Demek ki, bütün devletlerin aynı ölçüde benimseyeceği genel bir ahlâk ve düşünce sistemi, hiç olmazsa şimdilik bulunamamıştı. İnsanın “doğasından” geldiği savunulan özelliklerin bazıları, bazı “insanların” doğasına tümüyle yabancıydı! Mülkiyet karşısındaki durum kadar, ırkçılık ve kölecilik de “insan”a göre değil, sınıfa göre anlam ve değer taşıyan “hak ve özgürlükleri” dile getiriyordu. “Evrensel” ilkeler, burjuvazinin önündeki ve gerisindeki sınıfların devletlerinin kapısından girememişti.

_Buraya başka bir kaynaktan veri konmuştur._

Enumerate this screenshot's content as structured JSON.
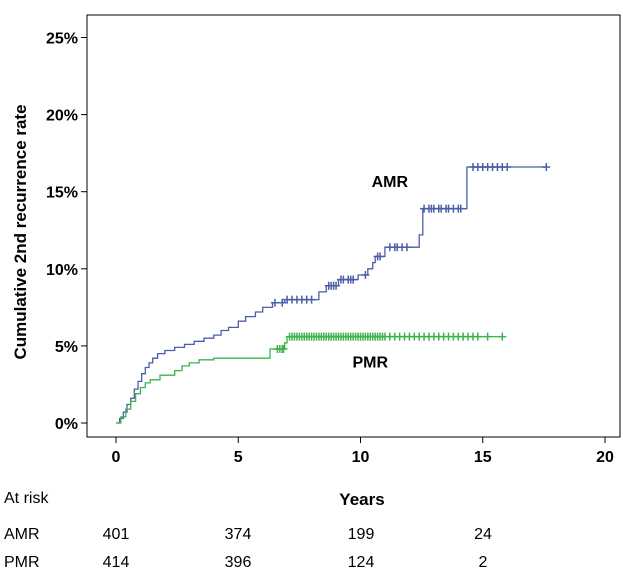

Görülüyordu ki, “genel-evrensel hak ve çıkarlar” denilen şey, Marks’ın dediği gibi, “özel” tarafından yaratılmıştı ve onun, “özel çıkar”ın, karşısına bağımsız bir tarihi olan ayrı bir güç olarak çıkabilecek evrenselliği yoktu. “Genel çıkar” denilen şey, sınıflara bölünmüş dünyada, yalnızca kendisini “genel” in yerine koyabilen bir “özel” olabilirdi.
Bugün, perestroykanın uluslararası ilişkiler alanında kendini gösteriş biçimi, “insanlığın global çıkarlarını” öne çıkarmak ve “tüm insanlığın yok oluşunu önlemek” iddiasına dayanıyor.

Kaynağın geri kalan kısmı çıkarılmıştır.